How big is my baby?
Your baby is approximately 60mm (2.5 inches) in length and weighs between 9 and 14 grams (0.3-0.5 ounces). The baby is moving about a lot but is still too small for you to be aware of the movements.
From this week onwards your baby is recognisable as a human being and is now called a fetus as opposed to an embryo. Now, or close to this time, you should be able to hear your baby's heartbeat with a Doppler (a special listening device).
The fingers and toes develop, and nails and teeth are beginning to form. The skeletal system, which began developing earlier, now has centres of bone formation (ossification) in most bones. The external genital organs are growing. The amount of amniotic fluid is increasing.
The nervous system has continued to develop, and the digestive system is now capable of making the contractions that process food.
The end of week 12 marks the end of the first trimester of pregnancy.
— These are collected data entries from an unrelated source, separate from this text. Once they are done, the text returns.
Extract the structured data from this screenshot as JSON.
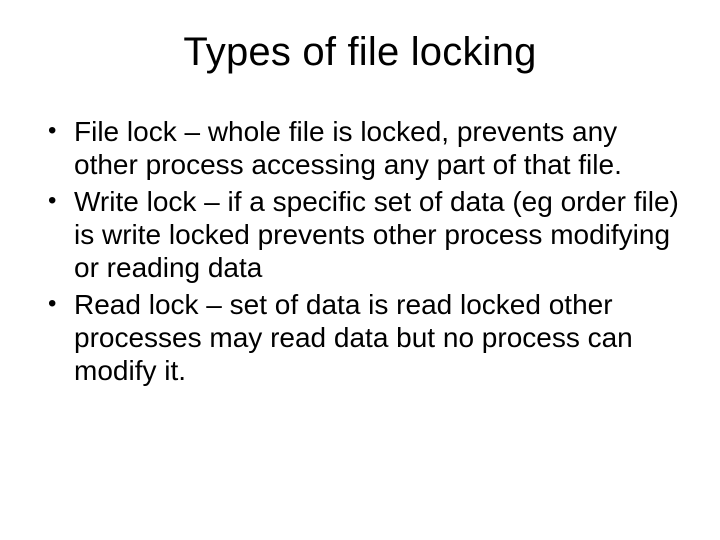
{
  "slide": {
    "title": "Types of file locking",
    "bullets": [
      "File lock – whole file is locked, prevents any other process accessing any part of that file.",
      "Write lock – if a specific set of data (eg order file) is write locked prevents other process modifying or reading data",
      "Read lock – set of data is read locked other processes may read data but no process can modify it."
    ]
  }
}
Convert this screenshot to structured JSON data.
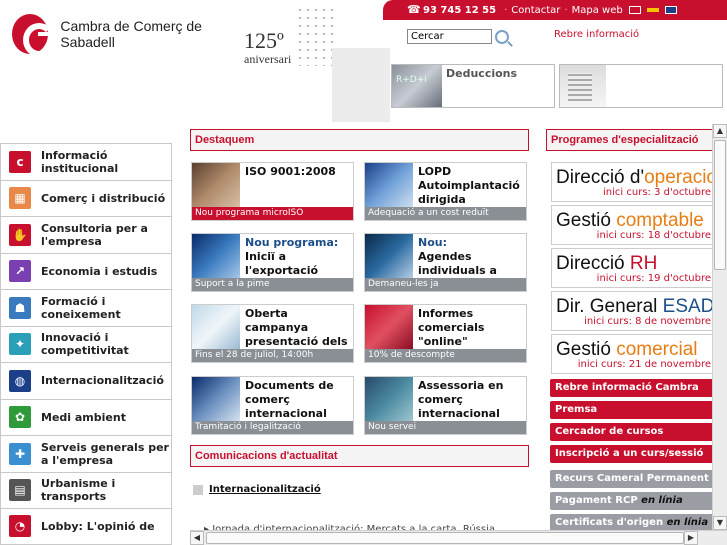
{
  "header": {
    "phone": "93 745 12 55",
    "links": [
      "Contactar",
      "Mapa web"
    ],
    "separator": "·",
    "org_name": "Cambra de Comerç de Sabadell",
    "anniversary_number": "125º",
    "anniversary_word": "aniversari",
    "search_placeholder": "Cercar",
    "info_link": "Rebre informació",
    "promo_left_label": "Deduccions",
    "promo_left_thumb_text": "R+D+i"
  },
  "left_nav": [
    {
      "label": "Informació institucional",
      "icon": "cambra-logo-icon",
      "color": "#c8102e"
    },
    {
      "label": "Comerç i distribució",
      "icon": "shop-icon",
      "color": "#e8894a"
    },
    {
      "label": "Consultoria per a l'empresa",
      "icon": "handshake-icon",
      "color": "#c8102e"
    },
    {
      "label": "Economia i estudis",
      "icon": "chart-icon",
      "color": "#7a3fb0"
    },
    {
      "label": "Formació i coneixement",
      "icon": "student-icon",
      "color": "#3a7bbf"
    },
    {
      "label": "Innovació i competitivitat",
      "icon": "innovation-icon",
      "color": "#2aa0b8"
    },
    {
      "label": "Internacionalització",
      "icon": "globe-icon",
      "color": "#1c3f8a"
    },
    {
      "label": "Medi ambient",
      "icon": "leaf-icon",
      "color": "#2e9a3a"
    },
    {
      "label": "Serveis generals per a l'empresa",
      "icon": "puzzle-icon",
      "color": "#3a8fd0"
    },
    {
      "label": "Urbanisme i transports",
      "icon": "map-icon",
      "color": "#555555"
    },
    {
      "label": "Lobby: L'opinió de",
      "icon": "lobby-icon",
      "color": "#c8102e"
    }
  ],
  "destaquem": {
    "title": "Destaquem",
    "tiles": [
      {
        "text": "ISO 9001:2008",
        "highlight": "",
        "caption": "Nou programa microISO",
        "cap_color": "red"
      },
      {
        "text": "LOPD Autoimplantació dirigida",
        "highlight": "",
        "caption": "Adequació a un cost reduït",
        "cap_color": "grey"
      },
      {
        "text": "Iniciï a l'exportació",
        "highlight": "Nou programa:",
        "caption": "Suport a la pime",
        "cap_color": "grey"
      },
      {
        "text": "Agendes individuals a l'estranger",
        "highlight": "Nou:",
        "caption": "Demaneu-les ja",
        "cap_color": "grey"
      },
      {
        "text": "Oberta campanya presentació dels comptes anuals",
        "highlight": "",
        "caption": "Fins el 28 de juliol, 14:00h",
        "cap_color": "grey"
      },
      {
        "text": "Informes comercials \"online\"",
        "highlight": "",
        "caption": "10% de descompte",
        "cap_color": "grey"
      },
      {
        "text": "Documents de comerç internacional",
        "highlight": "",
        "caption": "Tramitació i legalització",
        "cap_color": "grey"
      },
      {
        "text": "Assessoria en comerç internacional",
        "highlight": "",
        "caption": "Nou servei",
        "cap_color": "grey"
      }
    ]
  },
  "comunicacions": {
    "title": "Comunicacions d'actualitat",
    "item": "Internacionalització",
    "sub": "Jornada d'internacionalització: Mercats a la carta. Rússia"
  },
  "programes": {
    "title": "Programes d'especialització",
    "items": [
      {
        "pre": "Direcció d'",
        "accent": "operacions",
        "accent_color": "orange",
        "date": "inici curs: 3 d'octubre"
      },
      {
        "pre": "Gestió ",
        "accent": "comptable",
        "accent_color": "orange",
        "date": "inici curs: 18 d'octubre"
      },
      {
        "pre": "Direcció ",
        "accent": "RH",
        "accent_color": "red",
        "date": "inici curs: 19 d'octubre"
      },
      {
        "pre": "Dir. General ",
        "accent": "ESADE",
        "accent_color": "blue",
        "date": "inici curs: 8 de novembre"
      },
      {
        "pre": "Gestió ",
        "accent": "comercial",
        "accent_color": "orange",
        "date": "inici curs: 21 de novembre"
      }
    ]
  },
  "right_buttons": [
    {
      "label": "Rebre informació Cambra",
      "italic": "",
      "color": "red"
    },
    {
      "label": "Premsa",
      "italic": "",
      "color": "red"
    },
    {
      "label": "Cercador de cursos",
      "italic": "",
      "color": "red"
    },
    {
      "label": "Inscripció a un curs/sessió",
      "italic": "",
      "color": "red"
    },
    {
      "label": "Recurs Cameral Permanent",
      "italic": "",
      "color": "grey"
    },
    {
      "label": "Pagament RCP ",
      "italic": "en línia",
      "color": "grey"
    },
    {
      "label": "Certificats d'origen ",
      "italic": "en línia",
      "color": "grey"
    }
  ]
}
Nuchal fold / nuchal translucency screening - this is an ultrasound screening assessment to detect a specific abnormality of the fetus that can be linked to Down's Syndrome. Nuchal fold / translucency screening is usually performed between 11 and 13 weeks and is becoming more routine. It is a fairly reliable, non-invasive way of assessing the risk of having a baby with Down's syndrome, and carries no risk of miscarriage. The test is conducted by measuring the appearance and amount of fluid that normally accumulates under the skin at the back of your baby's neck. The fluid accumulation tends to increase when the fetus has a chromosomal disorder. The pick-up rate is thought to be 70-80%, depending on your age.
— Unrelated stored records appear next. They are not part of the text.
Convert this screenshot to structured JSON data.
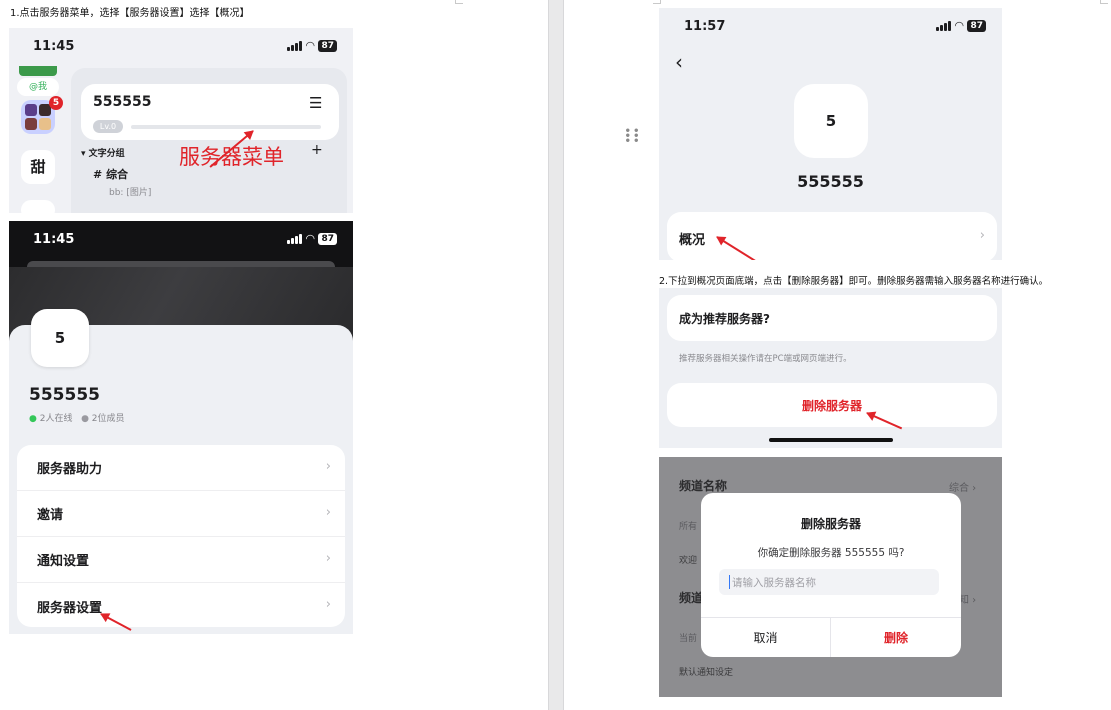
{
  "captions": {
    "step1": "1.点击服务器菜单，选择【服务器设置】选择【概况】",
    "step2": "2.下拉到概况页面底端，点击【删除服务器】即可。删除服务器需输入服务器名称进行确认。"
  },
  "colors": {
    "accent_red": "#e0242a",
    "online_green": "#34c759",
    "panel_bg": "#eef0f4"
  },
  "shot1": {
    "time": "11:45",
    "battery": "87",
    "at_me": "@我",
    "badge": "5",
    "side_char": "甜",
    "server_name": "555555",
    "level": "Lv.0",
    "group_label": "文字分组",
    "channel_name": "综合",
    "channel_preview": "bb: [图片]",
    "annotation": "服务器菜单"
  },
  "shot2": {
    "time": "11:45",
    "battery": "87",
    "avatar_char": "5",
    "server_name": "555555",
    "online": "2人在线",
    "members": "2位成员",
    "menu": [
      "服务器助力",
      "邀请",
      "通知设置",
      "服务器设置"
    ]
  },
  "shot3": {
    "time": "11:57",
    "battery": "87",
    "back": "‹",
    "avatar_char": "5",
    "server_name": "555555",
    "overview": "概况"
  },
  "shot4": {
    "recommend_title": "成为推荐服务器?",
    "recommend_note": "推荐服务器相关操作请在PC端或网页端进行。",
    "delete_label": "删除服务器"
  },
  "shot5": {
    "bg_channel_title": "频道名称",
    "bg_channel_value": "综合",
    "bg_all": "所有",
    "bg_welcome": "欢迎",
    "bg_channel2": "频道",
    "bg_notify": "知",
    "bg_current": "当前",
    "bg_default": "默认通知设定",
    "dialog_title": "删除服务器",
    "dialog_message": "你确定删除服务器 555555 吗?",
    "input_placeholder": "请输入服务器名称",
    "cancel": "取消",
    "confirm": "删除"
  }
}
At this point in your pregnancy you may start to notice signs that morning sickness is improving and will begin to feel much better. There will be a thickening of your waist as the fetus starts to move out of the pelvis. Your breasts may also be getting larger, and will most likely have been tender and sore for some time. It is not uncommon to experience an increase in soreness of the nipples too. You may also gain some weight in your legs and at your sides. For the first 12 weeks of pregnancy a weight gain of between 1.8-3.6 kg (4-8 pounds) is normal.
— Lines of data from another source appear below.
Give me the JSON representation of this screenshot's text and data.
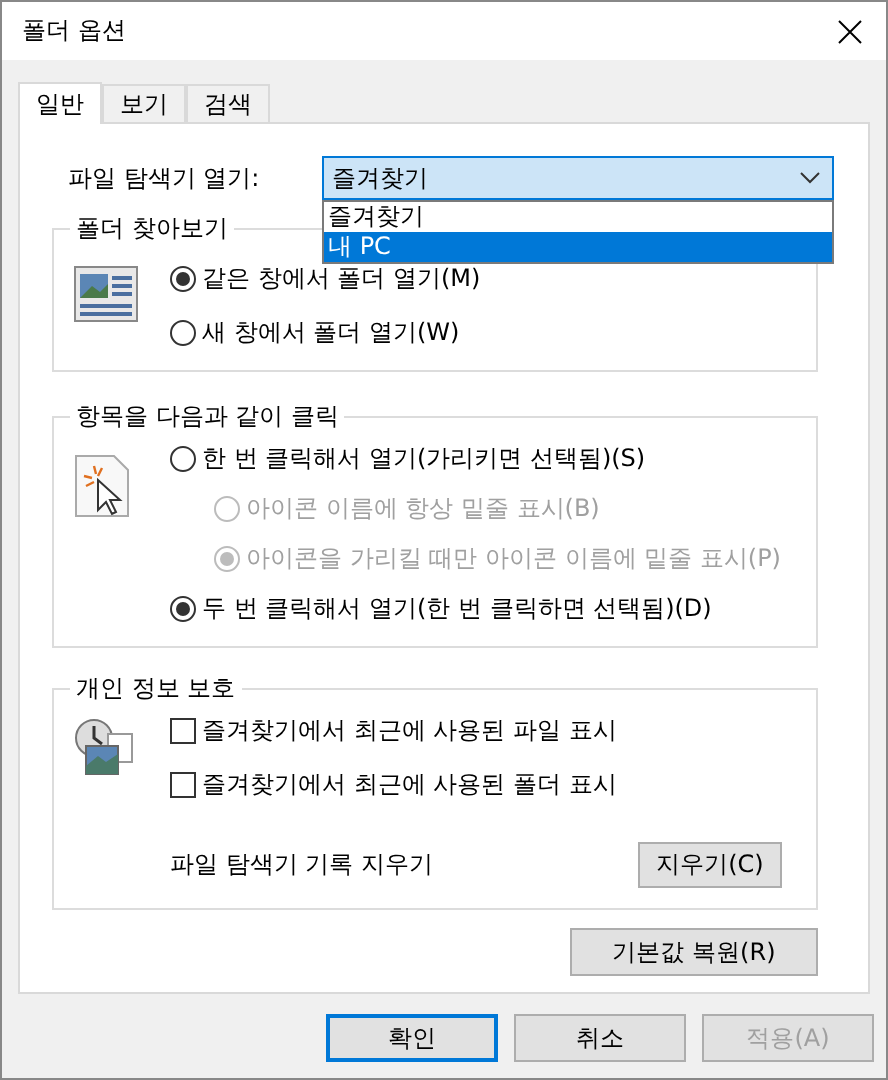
{
  "window": {
    "title": "폴더 옵션"
  },
  "tabs": [
    {
      "label": "일반",
      "selected": true
    },
    {
      "label": "보기",
      "selected": false
    },
    {
      "label": "검색",
      "selected": false
    }
  ],
  "open_explorer": {
    "label": "파일 탐색기 열기:",
    "value": "즐겨찾기",
    "expanded": true,
    "options": [
      {
        "label": "즐겨찾기",
        "highlighted": false
      },
      {
        "label": "내 PC",
        "highlighted": true
      }
    ]
  },
  "groups": [
    {
      "title": "폴더 찾아보기",
      "kind": "radios",
      "options": [
        {
          "label": "같은 창에서 폴더 열기(M)",
          "selected": true,
          "disabled": false
        },
        {
          "label": "새 창에서 폴더 열기(W)",
          "selected": false,
          "disabled": false
        }
      ]
    },
    {
      "title": "항목을 다음과 같이 클릭",
      "kind": "radios",
      "options": [
        {
          "label": "한 번 클릭해서 열기(가리키면 선택됨)(S)",
          "selected": false,
          "disabled": false,
          "children": [
            {
              "label": "아이콘 이름에 항상 밑줄 표시(B)",
              "selected": false,
              "disabled": true
            },
            {
              "label": "아이콘을 가리킬 때만 아이콘 이름에 밑줄 표시(P)",
              "selected": true,
              "disabled": true
            }
          ]
        },
        {
          "label": "두 번 클릭해서 열기(한 번 클릭하면 선택됨)(D)",
          "selected": true,
          "disabled": false
        }
      ]
    },
    {
      "title": "개인 정보 보호",
      "kind": "privacy",
      "options": [
        {
          "label": "즐겨찾기에서 최근에 사용된 파일 표시",
          "checked": false
        },
        {
          "label": "즐겨찾기에서 최근에 사용된 폴더 표시",
          "checked": false
        }
      ],
      "clear_label": "파일 탐색기 기록 지우기",
      "clear_button": "지우기(C)"
    }
  ],
  "restore_button": "기본값 복원(R)",
  "buttons": [
    {
      "label": "확인",
      "default": true,
      "disabled": false
    },
    {
      "label": "취소",
      "default": false,
      "disabled": false
    },
    {
      "label": "적용(A)",
      "default": false,
      "disabled": true
    }
  ]
}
Haemorrhoids are a common disorder of pregnancy. They are usually caused by an increase in the hormones oestrogen and progesterone, and can later be affected by an increase in blood volume and the pressure of the uterus on the pelvic floor. Constipation during pregnancy and prolonged bearing down during birth are the main factors that aggravate haemorrhoids. To prevent constipation during pregnancy, eat a diet that is high in fibre and drink at least 6 to 8 glasses of water per day. Haemorrhoids will probably improve after pregnancy and birth, but they may not go away completely. Talk to your health care professional about the treatment method that is best for you.